CU, UW project nearing launch
by RICK NORTON, Associate Editor
Nov 26, 2012 | 1007 views | 0 0 comments | 5 5 recommendations | email to a friend | print
Ken Webb
Ken Webb
slideshow
A new Cleveland Utilities initiative aimed at offering a hand up to families struggling to pay utility bills, as well as housing, medical and other related needs, is nearing its launch.

Beginning this week, CU monthly statements will include a customer newsletter that fully explains the design, and the intent, of “Project Round-Up,” an inaugural partnership between CU and United Way of Bradley County Inc. that earned the blessings of the Cleveland Board of Public Utilities last month.

Once all 30,000 electric customers have received the Project Round-Up notice, the utility’s “rounding up” of monthly bills will begin, according to Ken Webb, CU senior vice president and chief financial officer.

Webb, along with CU President and CEO Tom Wheeler, introduced the proposal to board members two months ago when they were authorized to pursue the strategy with United Way. In October, United Way President and CEO Matt Ryerson appeared before the board and offered his nonprofit agency’s endorsement.

Patterned after existing programs offered by other utility companies — including Volunteer Energy Cooperative — Project Round-Up allows customers to have their utility bills “rounded up” to the next dollar. The difference will be placed into a separate account for support to struggling families.

Since last month, United Way has finalized plans with The Caring Place to coordinate the community service initiative through its Neighbors in Need division. The organization already oversees another CU initiative called Project HELP, a thirty-something-year-old assistance program that has struggled over the past few years to meet customer needs.

Under Project Round-Up, the customer donations will be kept in a special CU account and then transfered to The Caring Place for distribution to qualifying families. A Caring Place social worker will determine levels of need through personal interviews. CU’s only role will be to collect the voluntary donations.

Project Round-Up works like this. If a customer’s bill is $35.69, it will be rounded up to $36 on the monthly statement. The 31-cent difference will be placed in the emergency need account provided the customer has not canceled participation.

In the beginning, all CU customers will be signed up as participants; however, it is strictly voluntary. Customers may opt out of Project Round-Up simply by contacting Cleveland Utilities.

Following Tuesday’s late-day session of the CU board, Webb told the Cleveland Daily Banner that so far “only a few” customers have contacted CU to suspend their Project Round-Up participation. He said others will probably follow once the CU newsletter hits mailboxes next week; however, CU is hoping the majority will maintain their participation.

In previous interviews, Webb pointed out that on average Project Round-Up should cost the average Cleveland household about $6 per year. Although numbers have yet to be confirmed, Webb believes just a 50 percent participation by CU customers could raise as much as $100,000 per year.

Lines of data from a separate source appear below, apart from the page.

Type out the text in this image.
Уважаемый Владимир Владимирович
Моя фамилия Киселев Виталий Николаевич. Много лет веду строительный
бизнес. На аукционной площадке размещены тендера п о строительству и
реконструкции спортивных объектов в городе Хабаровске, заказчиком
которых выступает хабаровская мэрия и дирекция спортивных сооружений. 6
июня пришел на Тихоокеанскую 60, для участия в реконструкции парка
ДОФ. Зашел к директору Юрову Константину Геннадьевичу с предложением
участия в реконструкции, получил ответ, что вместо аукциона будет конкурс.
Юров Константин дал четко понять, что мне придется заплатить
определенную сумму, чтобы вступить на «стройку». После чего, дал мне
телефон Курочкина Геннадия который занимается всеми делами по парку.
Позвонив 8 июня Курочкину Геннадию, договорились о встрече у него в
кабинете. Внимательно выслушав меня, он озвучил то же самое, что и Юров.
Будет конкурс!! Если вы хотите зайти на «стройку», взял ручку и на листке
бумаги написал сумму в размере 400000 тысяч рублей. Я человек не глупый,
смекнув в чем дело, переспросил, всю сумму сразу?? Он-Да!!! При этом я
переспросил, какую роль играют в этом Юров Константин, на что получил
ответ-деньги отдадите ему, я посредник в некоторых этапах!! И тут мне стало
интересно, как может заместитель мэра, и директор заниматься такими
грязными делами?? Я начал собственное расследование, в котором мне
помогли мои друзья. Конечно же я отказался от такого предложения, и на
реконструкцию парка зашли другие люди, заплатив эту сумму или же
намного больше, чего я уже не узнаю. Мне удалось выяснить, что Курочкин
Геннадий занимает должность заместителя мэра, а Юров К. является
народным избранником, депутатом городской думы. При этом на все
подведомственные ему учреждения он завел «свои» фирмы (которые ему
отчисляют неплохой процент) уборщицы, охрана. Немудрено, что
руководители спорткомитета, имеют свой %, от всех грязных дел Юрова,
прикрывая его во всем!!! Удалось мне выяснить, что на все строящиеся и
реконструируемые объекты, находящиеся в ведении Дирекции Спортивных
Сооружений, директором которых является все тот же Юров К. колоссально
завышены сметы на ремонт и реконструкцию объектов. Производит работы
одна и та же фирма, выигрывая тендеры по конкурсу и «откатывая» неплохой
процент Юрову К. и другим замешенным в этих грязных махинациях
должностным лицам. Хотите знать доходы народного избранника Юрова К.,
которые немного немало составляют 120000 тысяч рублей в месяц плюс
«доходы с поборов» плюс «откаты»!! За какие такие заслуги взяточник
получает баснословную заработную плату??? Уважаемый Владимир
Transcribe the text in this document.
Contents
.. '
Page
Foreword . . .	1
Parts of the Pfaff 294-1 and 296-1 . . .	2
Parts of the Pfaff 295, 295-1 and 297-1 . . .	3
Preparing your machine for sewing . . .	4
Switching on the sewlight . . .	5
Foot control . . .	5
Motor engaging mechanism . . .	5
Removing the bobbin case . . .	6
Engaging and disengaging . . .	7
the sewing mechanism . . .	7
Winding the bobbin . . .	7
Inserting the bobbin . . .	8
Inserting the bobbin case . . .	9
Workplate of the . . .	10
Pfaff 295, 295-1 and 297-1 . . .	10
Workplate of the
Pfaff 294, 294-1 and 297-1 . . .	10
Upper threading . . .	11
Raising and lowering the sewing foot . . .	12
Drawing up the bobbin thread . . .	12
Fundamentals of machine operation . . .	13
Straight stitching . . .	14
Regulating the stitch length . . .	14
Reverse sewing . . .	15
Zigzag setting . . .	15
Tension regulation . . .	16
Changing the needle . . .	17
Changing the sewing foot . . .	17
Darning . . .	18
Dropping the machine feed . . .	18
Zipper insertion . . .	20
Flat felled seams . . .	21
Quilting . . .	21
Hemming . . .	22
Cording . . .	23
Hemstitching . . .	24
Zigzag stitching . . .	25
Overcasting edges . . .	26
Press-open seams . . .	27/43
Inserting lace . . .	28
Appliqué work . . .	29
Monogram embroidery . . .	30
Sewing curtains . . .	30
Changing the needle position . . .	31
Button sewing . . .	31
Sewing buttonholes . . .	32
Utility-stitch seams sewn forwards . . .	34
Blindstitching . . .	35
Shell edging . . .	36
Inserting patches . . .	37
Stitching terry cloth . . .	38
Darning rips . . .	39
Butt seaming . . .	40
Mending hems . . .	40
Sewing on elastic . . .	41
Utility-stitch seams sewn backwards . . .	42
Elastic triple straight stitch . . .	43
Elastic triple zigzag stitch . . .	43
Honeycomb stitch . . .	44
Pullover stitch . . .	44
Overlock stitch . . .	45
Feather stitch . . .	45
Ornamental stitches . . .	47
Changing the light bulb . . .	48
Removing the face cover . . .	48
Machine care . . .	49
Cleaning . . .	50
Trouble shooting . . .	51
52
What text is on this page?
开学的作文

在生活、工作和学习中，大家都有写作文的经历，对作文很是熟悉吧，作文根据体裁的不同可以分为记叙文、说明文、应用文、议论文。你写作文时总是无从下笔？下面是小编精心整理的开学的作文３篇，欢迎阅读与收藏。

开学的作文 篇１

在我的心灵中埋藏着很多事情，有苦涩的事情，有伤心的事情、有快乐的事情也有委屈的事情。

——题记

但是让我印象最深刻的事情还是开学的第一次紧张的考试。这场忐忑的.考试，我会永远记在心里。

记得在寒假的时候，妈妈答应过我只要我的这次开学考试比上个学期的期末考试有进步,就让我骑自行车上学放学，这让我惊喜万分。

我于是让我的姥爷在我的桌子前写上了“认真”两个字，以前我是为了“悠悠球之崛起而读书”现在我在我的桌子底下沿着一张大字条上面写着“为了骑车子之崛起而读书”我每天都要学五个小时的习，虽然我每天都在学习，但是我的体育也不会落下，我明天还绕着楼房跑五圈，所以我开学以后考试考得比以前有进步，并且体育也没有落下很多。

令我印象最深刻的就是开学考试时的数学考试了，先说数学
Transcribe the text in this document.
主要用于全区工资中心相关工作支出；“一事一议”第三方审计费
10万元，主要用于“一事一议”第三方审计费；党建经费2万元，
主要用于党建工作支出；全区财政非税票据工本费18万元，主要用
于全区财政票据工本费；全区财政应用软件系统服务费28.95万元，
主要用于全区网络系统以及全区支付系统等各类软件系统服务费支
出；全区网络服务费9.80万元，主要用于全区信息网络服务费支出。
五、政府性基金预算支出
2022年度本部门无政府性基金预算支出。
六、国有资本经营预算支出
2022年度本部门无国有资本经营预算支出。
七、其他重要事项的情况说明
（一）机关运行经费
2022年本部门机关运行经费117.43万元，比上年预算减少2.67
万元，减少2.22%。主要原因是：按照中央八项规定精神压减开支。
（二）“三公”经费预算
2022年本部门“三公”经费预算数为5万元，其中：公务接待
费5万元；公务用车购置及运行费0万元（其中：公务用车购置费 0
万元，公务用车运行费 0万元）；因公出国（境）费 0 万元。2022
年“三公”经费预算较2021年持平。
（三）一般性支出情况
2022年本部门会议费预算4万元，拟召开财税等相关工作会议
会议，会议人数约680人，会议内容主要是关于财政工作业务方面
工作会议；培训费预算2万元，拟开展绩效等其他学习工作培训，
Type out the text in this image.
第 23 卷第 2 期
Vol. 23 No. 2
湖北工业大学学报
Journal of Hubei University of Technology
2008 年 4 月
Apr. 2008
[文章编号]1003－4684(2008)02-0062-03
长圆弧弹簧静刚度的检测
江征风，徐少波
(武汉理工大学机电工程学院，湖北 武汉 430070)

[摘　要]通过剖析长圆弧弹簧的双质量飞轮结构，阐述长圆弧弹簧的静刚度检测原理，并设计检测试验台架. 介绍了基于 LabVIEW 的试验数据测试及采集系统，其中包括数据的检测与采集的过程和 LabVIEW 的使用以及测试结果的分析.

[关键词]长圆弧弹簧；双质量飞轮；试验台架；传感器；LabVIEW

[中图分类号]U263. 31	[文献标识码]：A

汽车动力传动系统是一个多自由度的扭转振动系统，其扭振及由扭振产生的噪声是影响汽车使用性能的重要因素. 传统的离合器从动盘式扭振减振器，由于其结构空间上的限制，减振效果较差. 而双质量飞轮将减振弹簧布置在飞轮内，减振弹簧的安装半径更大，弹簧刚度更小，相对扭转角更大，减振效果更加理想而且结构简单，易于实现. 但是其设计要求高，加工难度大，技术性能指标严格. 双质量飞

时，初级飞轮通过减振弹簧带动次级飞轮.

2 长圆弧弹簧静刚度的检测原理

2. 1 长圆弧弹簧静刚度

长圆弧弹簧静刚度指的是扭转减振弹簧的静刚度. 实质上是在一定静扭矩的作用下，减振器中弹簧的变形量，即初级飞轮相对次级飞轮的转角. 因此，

“[Project Round-Up] is a good fit for all of us,” Webb told board members. He was referring to struggling families, to The Caring Place, to United Way and to Cleveland Utilities.

Webb endorsed United Way’s decision to partner with The Caring Place to provide oversight of the program’s coordination.

“The Caring Place has an excellent reputation in the community,” Webb said. “I’m excited about this process beginning.”

In a previous interview, Ryerson called Project Round-Up “... a volunteer program that could have an amazing impact.”

By design as requested by CU, Project Round-Up will not be limited to utility support nor will it be exclusive only to Cleveland Utilities customers. Of all Project Round-Up donations, 80 percent of the funds will be distributed for utility needs and the remaining 20 percent will be set aside for housing, medical and other related expenses.

Project Round-Up also will not be limited just to CU customers. Its assistance will be made available to qualifying applicants in Bradley County, as determined by The Caring Place social workers, who are serviced by utility companies other than CU.

As defined by the Donor Restriction Agreement between United Way and CU, “utilities” will include electricity, heating products or services (gas, wood or other fuels), sewer and water. It will not include telephone nor cable television.

On Oct. 25, Ryerson praised CU for its willingness to reach out to utility subscribers of other area providers.

“They (CU) felt like anybody in this community who is having problems with their utility bills, no matter who their utility provider is, could utilize this service,” Ryerson said. “This is a real tribute to the spirit of this Cleveland Utilities organization and their desire to help people, and not to have an agenda associated with it.”

Under the contract agreement, United Way will provide CU with a semiannual report on the fund expenditures and community impact of the funds, beginning six months after the program’s launch.

Ryerson pointed out Project Round-Up will protect its donors’ dollars by assuring that 100 percent of donations will go directly to serve people in need. The program will include no administrative costs.